His pilgrimages now complete, he's attracted to Kazakhstan, partly for its fabled "heavenly horses" but more importantly for its vanished Aral Sea, now thought of as a scene of ecological catastrophe. The sea "has been gradually disappearing since the mid-twentieth century as thirsty Central Asian irrigation schemes, established during Soviet times, have resulted in a dramatic decline in the volume of water entering from its two tributaries." An addict of the bleak scenario, his account of the defunct harbor, with its rotting ships nestling in silt, is nonetheless unanswerable testimony to Soviet profligacy.
For light relief, he spends some time with the Khazak nomads and their celestial steeds, and is inveigled into a game of kokpar, played on horseback with a decapitated goat as prize. This game can at times be so frenzied that it's essential to keep your distance in order to avoid being wounded in the crush, but Middleton nevertheless sees it as reflecting the nature of the nomads, who have long aspired to live independently, and pays tribute to them for giving him the "primeval thrill" of life on the steppe.
Approaching his date with destiny at Rebirth Island, Middleton has serious misgivings about exposing himself to the horrors that await him -- chiefly anthrax spores -- and doubts the efficacy of the equipment he's brought along. Before approaching the "laboratories," however, he notes the absence of any sounds whatever. "No birds, just an eerie silence. It was truly a deathly hush."
On an island dedicated to the development of lethal biological warfare, this is his personal journey into the heart of darkness, and he emerges in somber mood.
"Of all the sagas of survival in extreme environments that I'd come across in my travels," he writes, the plight of anyone coming into contact with these evils "had to be placed at the lowest point on the scale. To brave the dangers of Rebirth Island took a very special blend of courage and desperation."
This account of the Silk Road, with its contrasts and exotic detail, certainly chronicles the challenges and hardships Middleton faced.
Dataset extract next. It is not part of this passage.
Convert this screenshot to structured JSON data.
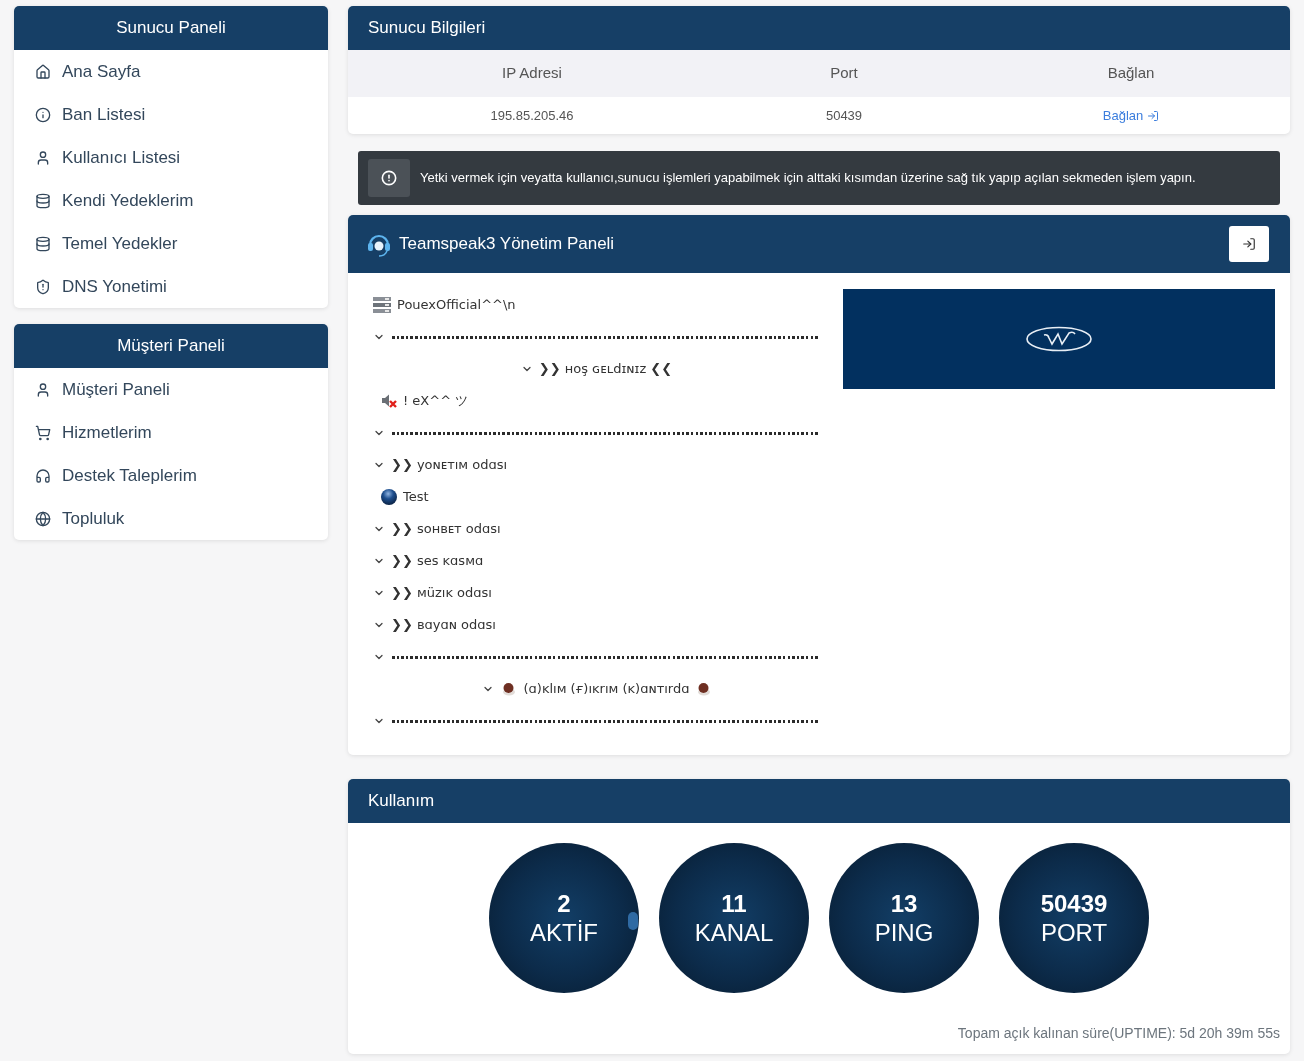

But if he'd sacrificed some of the sense of his own heroism, and introduced instead more of a sense of wonder or of the absurd, the book would have proved a more entertaining read.
As it is, it constitutes at best a stop-gap for those who can't get enough of Asian travel narratives. It has little of the equanimity of Peter Fleming's classic News from Tartary (which covered some of the same territory and was also not without its comic episodes), none of the farcical brilliance of Eric Newby's A Short Walk in the Hindu Kush, and absolutely none of the personal elan and lightly-worn scholarship of Redmond O'Hanlon, these days the man to beat in the arduous-yet-hilarious travel genre.